The outcome was exactly as I guessed, though it doesn't bring me any satisfaction. As a Canadian, I'm too familiar with separation referenda. It's difficult to get folk to secede from what they've known, unless they're being rousted out of bed by soldiers, imprisoned, and tortured. (Hello, Ireland!) But it's like the Scots to be game for a go on pure conviction; the fact that the nation was up to it speaks volumes. Too bad I couldn't be there; as I understand it, Canadian residents were invited to vote.
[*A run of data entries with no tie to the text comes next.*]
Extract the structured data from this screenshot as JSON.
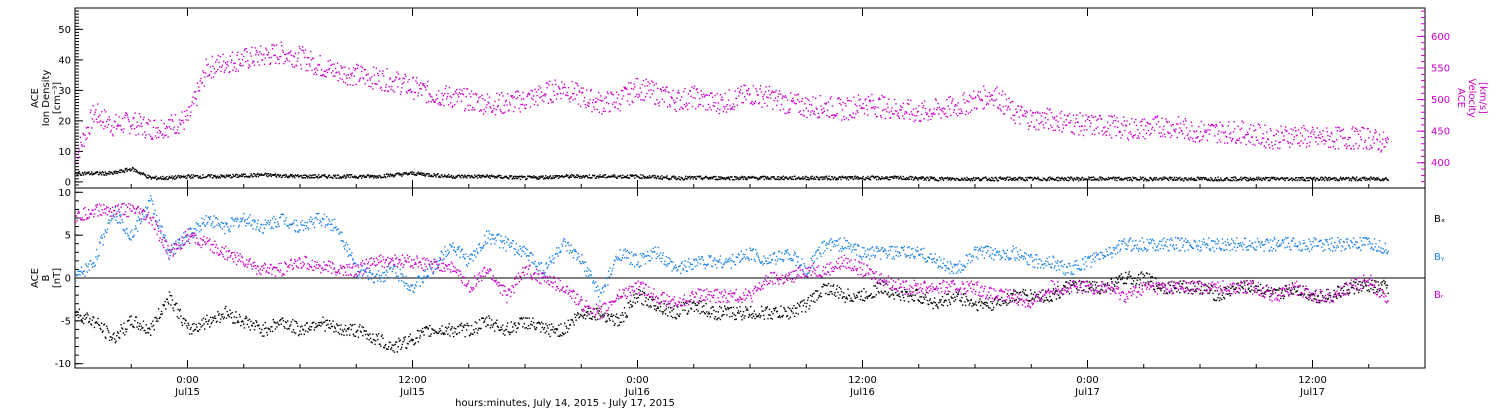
{
  "chart_data": [
    {
      "type": "scatter",
      "panel": "top",
      "ylabel_left": [
        "ACE",
        "Ion Density",
        "[cm⁻³]"
      ],
      "ylabel_right": [
        "ACE",
        "Velocity",
        "[km/s]"
      ],
      "ylim_left": [
        -2,
        57
      ],
      "yticks_left": [
        "0",
        "10",
        "20",
        "30",
        "40",
        "50"
      ],
      "ylim_right": [
        360,
        645
      ],
      "yticks_right": [
        "400",
        "450",
        "500",
        "550",
        "600"
      ],
      "xlim_hours": [
        -6,
        66
      ],
      "series": [
        {
          "axis": "left",
          "color": "#000000",
          "x": [
            -6,
            -4,
            -3,
            -2,
            -1,
            0,
            2,
            4,
            6,
            8,
            10,
            12,
            14,
            16,
            18,
            20,
            22,
            24,
            26,
            28,
            30,
            32,
            34,
            36,
            38,
            40,
            42,
            44,
            46,
            48,
            50,
            52,
            54,
            56,
            58,
            60,
            62,
            64
          ],
          "values": [
            3,
            3,
            4.5,
            1.5,
            1.5,
            2,
            2,
            2.5,
            2,
            2,
            2,
            3,
            2,
            2,
            1.5,
            2,
            2,
            2,
            1.5,
            1.5,
            1.5,
            1.5,
            1.5,
            1.5,
            1.5,
            1.2,
            1.2,
            1.2,
            1.2,
            1.2,
            1.2,
            1.2,
            1.2,
            1.2,
            1.2,
            1.2,
            1.2,
            1.2
          ]
        },
        {
          "axis": "right",
          "color": "#c800c8",
          "x": [
            -6,
            -5,
            -4,
            -3,
            -2,
            -1,
            0,
            1,
            2,
            3,
            4,
            5,
            6,
            7,
            8,
            9,
            10,
            11,
            12,
            13,
            14,
            15,
            16,
            17,
            18,
            19,
            20,
            21,
            22,
            23,
            24,
            25,
            26,
            27,
            28,
            29,
            30,
            31,
            32,
            33,
            34,
            35,
            36,
            37,
            38,
            39,
            40,
            41,
            42,
            43,
            44,
            45,
            46,
            47,
            48,
            49,
            50,
            51,
            52,
            53,
            54,
            55,
            56,
            57,
            58,
            59,
            60,
            61,
            62,
            63,
            64
          ],
          "values": [
            410,
            480,
            460,
            465,
            455,
            460,
            470,
            550,
            560,
            565,
            570,
            575,
            568,
            555,
            545,
            540,
            535,
            530,
            520,
            510,
            505,
            500,
            495,
            495,
            500,
            510,
            520,
            505,
            495,
            500,
            520,
            510,
            500,
            505,
            495,
            500,
            510,
            505,
            495,
            490,
            490,
            485,
            495,
            490,
            485,
            480,
            485,
            490,
            500,
            510,
            480,
            470,
            470,
            465,
            460,
            460,
            455,
            455,
            460,
            455,
            450,
            450,
            450,
            445,
            440,
            445,
            440,
            440,
            440,
            440,
            430
          ]
        }
      ]
    },
    {
      "type": "scatter",
      "panel": "bottom",
      "ylabel_left": [
        "ACE",
        "B",
        "[nT]"
      ],
      "ylim": [
        -10.5,
        10.5
      ],
      "yticks": [
        "-10",
        "-5",
        "0",
        "5",
        "10"
      ],
      "xlim_hours": [
        -6,
        66
      ],
      "zero_line": true,
      "legend": [
        "Bₓ",
        "Bᵧ",
        "Bᵣ"
      ],
      "legend_placement": "right",
      "series": [
        {
          "name": "Bₓ",
          "color": "#000000",
          "x": [
            -6,
            -5,
            -4,
            -3,
            -2,
            -1,
            0,
            1,
            2,
            3,
            4,
            5,
            6,
            7,
            8,
            9,
            10,
            11,
            12,
            13,
            14,
            15,
            16,
            17,
            18,
            19,
            20,
            21,
            22,
            23,
            24,
            25,
            26,
            27,
            28,
            29,
            30,
            31,
            32,
            33,
            34,
            35,
            36,
            37,
            38,
            39,
            40,
            41,
            42,
            43,
            44,
            45,
            46,
            47,
            48,
            49,
            50,
            51,
            52,
            53,
            54,
            55,
            56,
            57,
            58,
            59,
            60,
            61,
            62,
            63,
            64
          ],
          "values": [
            -4,
            -5,
            -7,
            -5,
            -6,
            -2,
            -6,
            -5,
            -4,
            -5,
            -6,
            -5,
            -6,
            -5,
            -6,
            -6,
            -7,
            -8,
            -7,
            -6,
            -6,
            -6,
            -5,
            -6,
            -5,
            -6,
            -6,
            -4,
            -4,
            -5,
            -2,
            -3,
            -4,
            -3,
            -4,
            -4,
            -4,
            -4,
            -4,
            -3,
            -1,
            -2,
            -2,
            -1,
            -2,
            -2,
            -3,
            -2,
            -3,
            -3,
            -2,
            -2,
            -2,
            -1,
            -1,
            -1,
            0,
            0,
            -1,
            -1,
            -1,
            -2,
            -1,
            -1,
            -2,
            -1,
            -2,
            -2,
            -1,
            -1,
            -1
          ]
        },
        {
          "name": "Bᵧ",
          "color": "#1e82e6",
          "x": [
            -6,
            -5,
            -4,
            -3,
            -2,
            -1,
            0,
            1,
            2,
            3,
            4,
            5,
            6,
            7,
            8,
            9,
            10,
            11,
            12,
            13,
            14,
            15,
            16,
            17,
            18,
            19,
            20,
            21,
            22,
            23,
            24,
            25,
            26,
            27,
            28,
            29,
            30,
            31,
            32,
            33,
            34,
            35,
            36,
            37,
            38,
            39,
            40,
            41,
            42,
            43,
            44,
            45,
            46,
            47,
            48,
            49,
            50,
            51,
            52,
            53,
            54,
            55,
            56,
            57,
            58,
            59,
            60,
            61,
            62,
            63,
            64
          ],
          "values": [
            0,
            2,
            8,
            5,
            9,
            3,
            5,
            7,
            6,
            7,
            6,
            7,
            6,
            7,
            6,
            1,
            0,
            1,
            -1,
            1,
            4,
            2,
            5,
            4,
            3,
            1,
            4,
            2,
            -2,
            3,
            2,
            3,
            1,
            2,
            2,
            2,
            3,
            2,
            3,
            1,
            4,
            4,
            3,
            3,
            3,
            3,
            2,
            1,
            3,
            3,
            3,
            2,
            2,
            1,
            2,
            3,
            4,
            4,
            4,
            4,
            4,
            4,
            4,
            4,
            4,
            4,
            4,
            4,
            4,
            4,
            3.5
          ]
        },
        {
          "name": "Bᵣ",
          "color": "#c800c8",
          "x": [
            -6,
            -5,
            -4,
            -3,
            -2,
            -1,
            0,
            1,
            2,
            3,
            4,
            5,
            6,
            7,
            8,
            9,
            10,
            11,
            12,
            13,
            14,
            15,
            16,
            17,
            18,
            19,
            20,
            21,
            22,
            23,
            24,
            25,
            26,
            27,
            28,
            29,
            30,
            31,
            32,
            33,
            34,
            35,
            36,
            37,
            38,
            39,
            40,
            41,
            42,
            43,
            44,
            45,
            46,
            47,
            48,
            49,
            50,
            51,
            52,
            53,
            54,
            55,
            56,
            57,
            58,
            59,
            60,
            61,
            62,
            63,
            64
          ],
          "values": [
            7,
            8,
            8,
            8,
            7,
            3,
            5,
            4,
            3,
            2,
            1,
            1,
            2,
            1.5,
            1,
            1,
            2,
            2,
            2,
            1.5,
            1.5,
            -1,
            1,
            -2,
            1,
            0,
            -1,
            -3,
            -4,
            -2,
            -1,
            -2,
            -3,
            -2,
            -2,
            -2,
            -2,
            0,
            0,
            1,
            1,
            2,
            1,
            0,
            -1,
            -1,
            -1,
            -1,
            -1,
            -2,
            -2,
            -3,
            -1,
            -1,
            -1,
            -1,
            -2,
            -1,
            -1,
            -1,
            -1,
            -1,
            -1,
            -1,
            -2,
            -1,
            -2,
            -2,
            -1,
            0,
            -3
          ]
        }
      ]
    }
  ],
  "x_axis": {
    "ticks": [
      {
        "hours": 0,
        "label": "0:00",
        "day": "Jul15"
      },
      {
        "hours": 12,
        "label": "12:00",
        "day": "Jul15"
      },
      {
        "hours": 24,
        "label": "0:00",
        "day": "Jul16"
      },
      {
        "hours": 36,
        "label": "12:00",
        "day": "Jul16"
      },
      {
        "hours": 48,
        "label": "0:00",
        "day": "Jul17"
      },
      {
        "hours": 60,
        "label": "12:00",
        "day": "Jul17"
      }
    ],
    "title": "hours:minutes, July 14, 2015 - July 17, 2015"
  },
  "colors": {
    "black": "#000000",
    "magenta": "#c800c8",
    "blue": "#1e82e6"
  }
}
I'm impressed by the lack of newsreader second-guessing, constant updates on "who's winning", exit interviews, and the whole democracy-negating circus we North Americans put up with. Scottish voters were left in peace to make their choice. "Envy" doesn't begin to cover it.

Nor has the Scottish initiative been as cruel and hateful as Québec's was in 1995, an experience that left both sides so traumatised, still twenty years later, that the PQ have never been able to muster the political will to try it again. The SNP have promised they won't hold the nation and Union hostage to endless rematches in the coming years, and I heartily recommend that Yes cleave to this pledge. Trust me, it's brought nothing but damage and stagnation to Québec. (And I say this as a Québec nationalist.)

I was particularly struck, while avidly following the news from home via livestreamed radio, by the Yes movement's welter of voices: Irish; Australian; Canadian; English of many stripes; and a Babel of accents from non-English-speaking countries. One Yes organiser I heard on Radio Scotland was a Pakistani Muslim; another on the Scottish Independence Podcast was American. So proud am I of my father's people, that I've been irritating my Facebook friends with it even more than usual. (By the way, the most in-depth coverage I found consistently came from BBC 4; better than any Scottish station, in fact. Somewhere in there is reason to be thankful this happened in the UK, and not somewhere else.)

Any road. As we launch into the next phase of our history, let's get something straight: the Yes loss is a giant win for the Union, which stood to lose not merely a large part of its people, but the best one. The Scots are a people of the future, who can't be trammelled by broken-down notions of nationhood and justice. This train is steaming forward. It's get on or get left.

Indeed, any who may gloat at the SNP defeat may have cause to wish we'd gone after all by the time we're done. As my father said forty years ago: "The world isn't ready for an independent Scotland." Nor, I suspect, are many within the Union ready for the renewed, activist nation that Scotland has become. Show me another nationalist movement, anywhere, that speaks in so many accents, and I'll recant.

Aye, UKIP. I'm talking to you.

So, best to Scotland for the future, near and far. And all those promises we heard before the referendum, all the things Westminster was going to do, if only Scots voted No? Well, it's happened now, hasn't it?

So it's time for a reckoning. Or raise hell if they don't.


(Photo of Ness Footbridge, in my old hometown of Inverness, courtesy of Hartmut Josi Bennöhr and Wikimedia Commons.)